The Board has recently received a proposal from 192 Pte Limited, a substantial shareholder in the Company, that the Placing be cancelled and superseded by a revised equity fundraising proposal ("the Potential Alternative Placing"), which would be supported by 192 Pte Limited. The Potential Alternative Placing proposes a somewhat lower equity fundraising through the issue of new ordinary shares at a price of 1.5 pence per share with one warrant over an ordinary share attached to each placing share, such warrants being exercisable at a price of 2 pence for a period of six months. The Potential Alternative Placing also proposes that the Placing Warrants will still be granted to the Placees, although the terms of the Placing Warrants would be varied so that these warrants are exercisable at a price of 2 pence for a period of six months, with these warrants being allocated pro-rata to the Placees (save for 192 Pte Limited, which is a Placee and will forgo its entitlement to these warrants).
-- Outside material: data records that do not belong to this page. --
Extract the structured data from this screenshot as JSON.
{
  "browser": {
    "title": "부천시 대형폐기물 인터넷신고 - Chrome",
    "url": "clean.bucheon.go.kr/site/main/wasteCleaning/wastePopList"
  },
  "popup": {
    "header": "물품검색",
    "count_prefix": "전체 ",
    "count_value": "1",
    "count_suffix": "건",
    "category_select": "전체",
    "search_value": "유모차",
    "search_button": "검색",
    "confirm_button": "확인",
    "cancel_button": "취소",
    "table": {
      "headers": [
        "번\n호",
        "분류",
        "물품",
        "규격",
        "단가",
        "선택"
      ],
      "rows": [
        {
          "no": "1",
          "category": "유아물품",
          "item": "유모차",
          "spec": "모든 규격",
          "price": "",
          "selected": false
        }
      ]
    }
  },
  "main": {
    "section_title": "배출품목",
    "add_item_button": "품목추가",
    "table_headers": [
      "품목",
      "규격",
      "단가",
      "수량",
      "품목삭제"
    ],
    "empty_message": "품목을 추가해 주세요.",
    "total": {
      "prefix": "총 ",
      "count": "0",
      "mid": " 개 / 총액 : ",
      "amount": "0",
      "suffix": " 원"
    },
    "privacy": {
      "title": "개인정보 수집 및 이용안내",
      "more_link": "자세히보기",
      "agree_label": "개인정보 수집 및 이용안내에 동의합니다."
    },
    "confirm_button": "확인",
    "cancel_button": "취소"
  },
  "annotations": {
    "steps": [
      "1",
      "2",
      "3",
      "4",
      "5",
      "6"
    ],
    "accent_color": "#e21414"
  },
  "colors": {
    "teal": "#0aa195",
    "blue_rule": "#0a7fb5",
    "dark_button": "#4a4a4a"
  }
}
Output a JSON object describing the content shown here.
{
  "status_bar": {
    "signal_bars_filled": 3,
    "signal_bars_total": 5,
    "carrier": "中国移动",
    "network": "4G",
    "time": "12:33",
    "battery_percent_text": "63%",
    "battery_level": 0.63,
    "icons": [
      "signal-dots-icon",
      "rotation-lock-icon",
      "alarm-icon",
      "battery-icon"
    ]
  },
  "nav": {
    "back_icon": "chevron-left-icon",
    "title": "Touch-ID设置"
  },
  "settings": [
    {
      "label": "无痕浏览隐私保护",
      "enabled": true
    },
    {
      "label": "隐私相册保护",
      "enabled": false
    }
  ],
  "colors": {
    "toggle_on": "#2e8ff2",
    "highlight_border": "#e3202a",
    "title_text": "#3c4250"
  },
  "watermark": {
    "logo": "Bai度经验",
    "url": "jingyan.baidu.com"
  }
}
As such, in addition to the 1:1 warrant proposed under the Potential Alternative Placing, a total of 28,666,667 Placing Warrants out of the original 42,000,000 Placing Warrants would also be issued under the Potential Alternative Placing.
The Board is considering the Potential Alternative Placing with its advisers and with the Placees. Should the Potential Alternative Placing proceed it would also be conditional on approval by the shareholders of AAAC at an extraordinary general meeting to be convened in due course of resolutions to grant the directors a general authority to allot relevant securities and a waiver of the pre-emption rights of shareholders and the admission of the new ordinary shares to be issued pursuant to the Potential Alternative Placing to trading on AIM.
There can be no certainty that the Potential Alternative Placing referred to above will be concluded, nor as to its timing, terms, pricing or size. Should the Board determine that the Potential Alternative Placing should not proceed, the Board intends to proceed with the Placing on its existing terms and would convene the EGM and make an application for Admission.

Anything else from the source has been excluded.